In pursuit of similar success, enormous resources have been directed away from lobbying for regulatory regimes and toward recruiting powerful corporations into voluntary battle against a variety of injustices. Yet CSR campaigns have had limited success in actually changing corporate behavior in a meaningful way. More often than not, CSR crusades result in companies allocating a relatively small portion of their profits for public affairs advertising, community donations, and token changes–from signing on to “industry codes” to hiring CSR-focused senior executives or consultants. At the root of the problem is an inconvenient but implacable fact: Corporations care about profits. Corporations will not–and their shareholders do not expect them to–engage in behaviors that do not maximize profit. Indeed, shareholders would punish them if they did. In concept and in practice, therefore, CSR is at best a partial solution to solving social injustices and correcting for market externalities. After years of relative futility and millions of dollars spent, progressives who are concerned about market failures and their impact on the common good need to do the responsible thing and end their fixation on corporate social responsibility. It is time to recognize that most market failures can only be solved by governments and multilateral agreements, and progressives need to redirect activist pressure appropriately.

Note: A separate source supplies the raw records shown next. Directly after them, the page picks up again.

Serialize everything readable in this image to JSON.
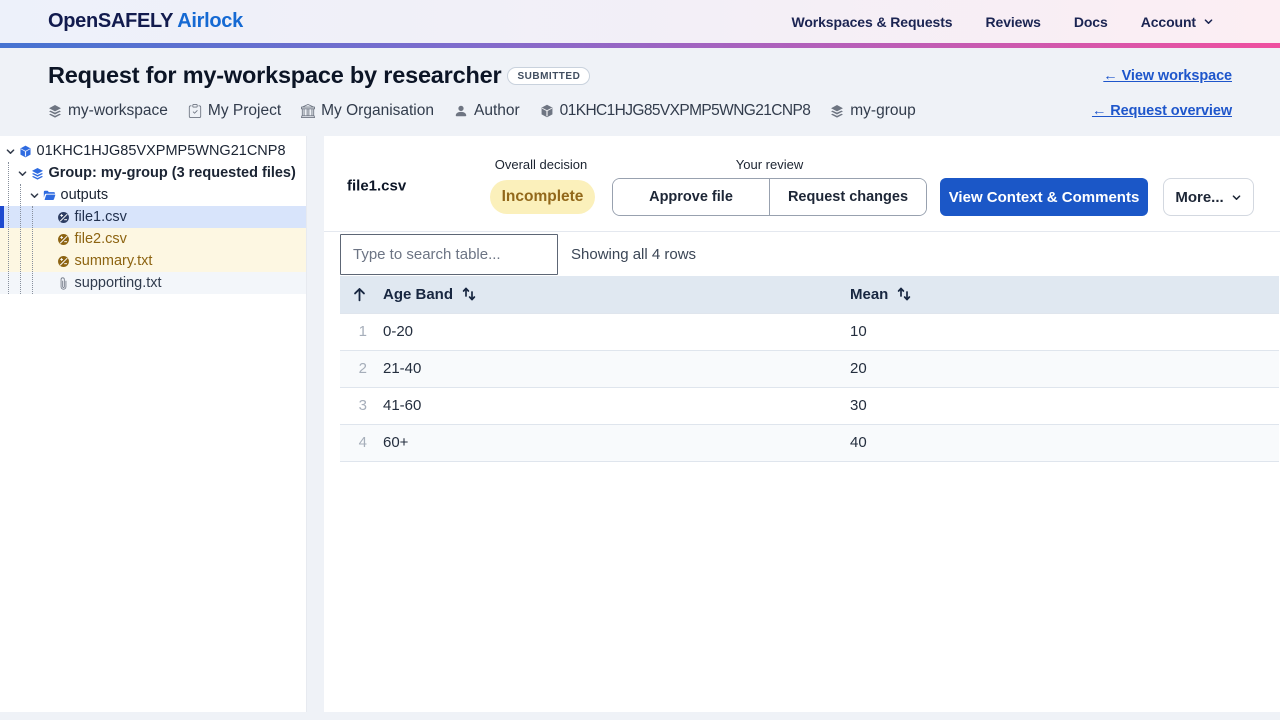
{
  "nav": {
    "brand": {
      "primary": "OpenSAFELY",
      "secondary": "Airlock"
    },
    "links": [
      {
        "label": "Workspaces & Requests",
        "dropdown": false
      },
      {
        "label": "Reviews",
        "dropdown": false
      },
      {
        "label": "Docs",
        "dropdown": false
      },
      {
        "label": "Account",
        "dropdown": true
      }
    ]
  },
  "header": {
    "title": "Request for my-workspace by researcher",
    "status_badge": "SUBMITTED",
    "view_workspace_link": "← View workspace",
    "request_overview_link": "← Request overview",
    "meta": [
      {
        "icon": "layers-icon",
        "label": "my-workspace"
      },
      {
        "icon": "clipboard-icon",
        "label": "My Project"
      },
      {
        "icon": "bank-icon",
        "label": "My Organisation"
      },
      {
        "icon": "person-icon",
        "label": "Author"
      },
      {
        "icon": "cube-icon",
        "label": "01KHC1HJG85VXPMP5WNG21CNP8"
      },
      {
        "icon": "layers-icon",
        "label": "my-group"
      }
    ]
  },
  "sidebar": {
    "tree": [
      {
        "label": "01KHC1HJG85VXPMP5WNG21CNP8",
        "icon": "cube-icon",
        "icon_color": "#2f6be0",
        "level": 0,
        "expanded": true,
        "bold": false,
        "state": "default"
      },
      {
        "label": "Group: my-group (3 requested files)",
        "icon": "layers-icon",
        "icon_color": "#2f6be0",
        "level": 1,
        "expanded": true,
        "bold": true,
        "state": "default"
      },
      {
        "label": "outputs",
        "icon": "folder-icon",
        "icon_color": "#2f6be0",
        "level": 2,
        "expanded": true,
        "bold": false,
        "state": "default"
      },
      {
        "label": "file1.csv",
        "icon": "file-diff-icon",
        "icon_color": "#2d3d63",
        "level": 3,
        "expanded": null,
        "bold": false,
        "state": "selected"
      },
      {
        "label": "file2.csv",
        "icon": "file-diff-icon",
        "icon_color": "#8d6412",
        "level": 3,
        "expanded": null,
        "bold": false,
        "state": "attention"
      },
      {
        "label": "summary.txt",
        "icon": "file-diff-icon",
        "icon_color": "#8d6412",
        "level": 3,
        "expanded": null,
        "bold": false,
        "state": "attention"
      },
      {
        "label": "supporting.txt",
        "icon": "paperclip-icon",
        "icon_color": "#6b7280",
        "level": 3,
        "expanded": null,
        "bold": false,
        "state": "supporting"
      }
    ]
  },
  "content": {
    "file_title": "file1.csv",
    "overall_decision_label": "Overall decision",
    "decision_badge": "Incomplete",
    "your_review_label": "Your review",
    "approve_button": "Approve file",
    "request_changes_button": "Request changes",
    "context_button": "View Context & Comments",
    "more_button": "More...",
    "search_placeholder": "Type to search table...",
    "rows_status": "Showing all 4 rows"
  },
  "table": {
    "columns": [
      {
        "label": "Age Band",
        "sortable": true
      },
      {
        "label": "Mean",
        "sortable": true
      }
    ],
    "rows": [
      {
        "num": "1",
        "age_band": "0-20",
        "mean": "10"
      },
      {
        "num": "2",
        "age_band": "21-40",
        "mean": "20"
      },
      {
        "num": "3",
        "age_band": "41-60",
        "mean": "30"
      },
      {
        "num": "4",
        "age_band": "60+",
        "mean": "40"
      }
    ]
  },
  "colors": {
    "accent_blue": "#1b57c7",
    "selected_row_bg": "#d8e4fb",
    "selected_row_bar": "#1d49cf",
    "attention_row_bg": "#fdf7e2",
    "attention_text": "#8d6412",
    "decision_badge_bg": "#fbf0bb",
    "decision_badge_text": "#92681a",
    "brand_gradient": [
      "#4573d1",
      "#ef4f9f"
    ]
  }
}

As the authors argue, CSR usually fails to change corporate behavior when activists are asking corporations to directly forego profits (for instance, asking Wal-Mart to pay its workers more). And in other cases, I believe that the demands of CSR activists are misguided or counterproductive (for example, the savings Wal-Mart provides to low-income Americans vastly outweigh the negative effects of the chain’s operations).

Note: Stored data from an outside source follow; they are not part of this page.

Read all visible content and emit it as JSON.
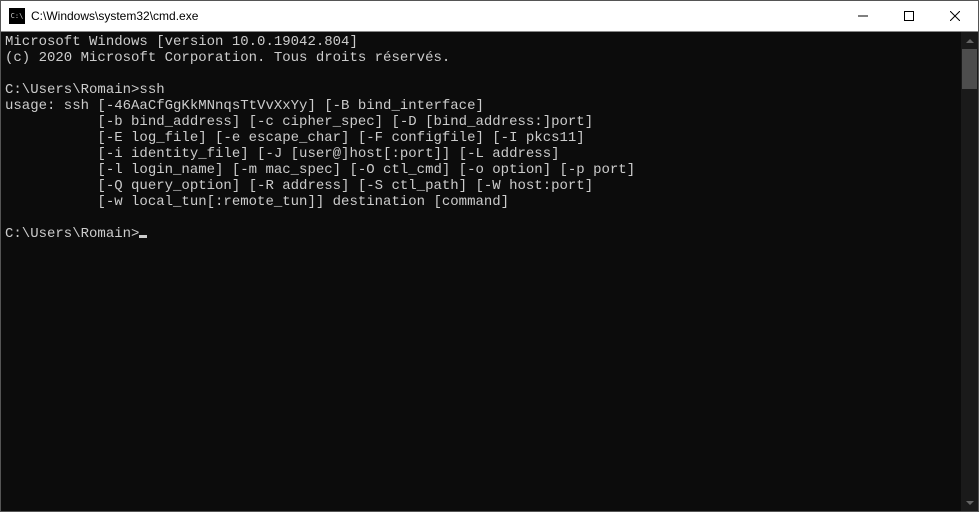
{
  "window": {
    "title": "C:\\Windows\\system32\\cmd.exe",
    "icon_label": "C:\\"
  },
  "terminal": {
    "lines": [
      "Microsoft Windows [version 10.0.19042.804]",
      "(c) 2020 Microsoft Corporation. Tous droits réservés.",
      "",
      "C:\\Users\\Romain>ssh",
      "usage: ssh [-46AaCfGgKkMNnqsTtVvXxYy] [-B bind_interface]",
      "           [-b bind_address] [-c cipher_spec] [-D [bind_address:]port]",
      "           [-E log_file] [-e escape_char] [-F configfile] [-I pkcs11]",
      "           [-i identity_file] [-J [user@]host[:port]] [-L address]",
      "           [-l login_name] [-m mac_spec] [-O ctl_cmd] [-o option] [-p port]",
      "           [-Q query_option] [-R address] [-S ctl_path] [-W host:port]",
      "           [-w local_tun[:remote_tun]] destination [command]",
      "",
      "C:\\Users\\Romain>"
    ]
  }
}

However, Chatterji and Listokin seem to give short shrift to two indirect effects of the CSR movement that seem like powerful motivators of good corporate behavior:

Encouraging win-win solutions: It seems that there are potentially many more win-win instances of CSR — so-called “strategic CSR” — than the authors acknowledge. See, for instance, the recent New Yorker profile of the Rocky Mountain Institute’s Amory Lovins, who argues that businesses are neglecting a range of profit-maximizing environmental practices. At any given moment, the business model and corporate practices of most large firms are stuck in organizational inertia. The opportunities — and threats — created by CSR provide incentives for firms to break out of those equilibria and adopt the kind of win-win approaches that Lovins describes. A recent example is Wal-Mart’s massive new effort to sell 100 million fluorescent light bulbs, which could appreciably reduce the carbon footprint of the US and make money at the same time. It is hard to imagine Wal-Mart making such a commitment if it wasn’t under fire from the left.

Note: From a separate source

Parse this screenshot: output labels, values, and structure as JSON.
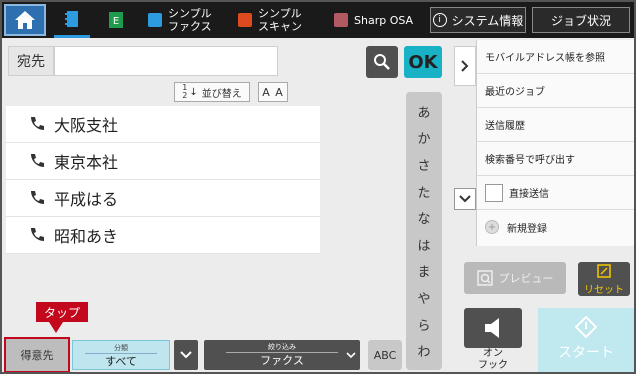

Raising the costs of scandal: The norms promoted by the CSR movement have raised the costs of being caught in a devastating corporate incident or norm-violating scandal (think of Exxon Valdez or Enron). CSR therefore provides further motivation for profit-maximizing corporations to preemptively prevent public relations disasters that have negative social consequences.

What do you think?

[Disclosure: I met Chatterji this past fall after he joined Duke’s faculty.]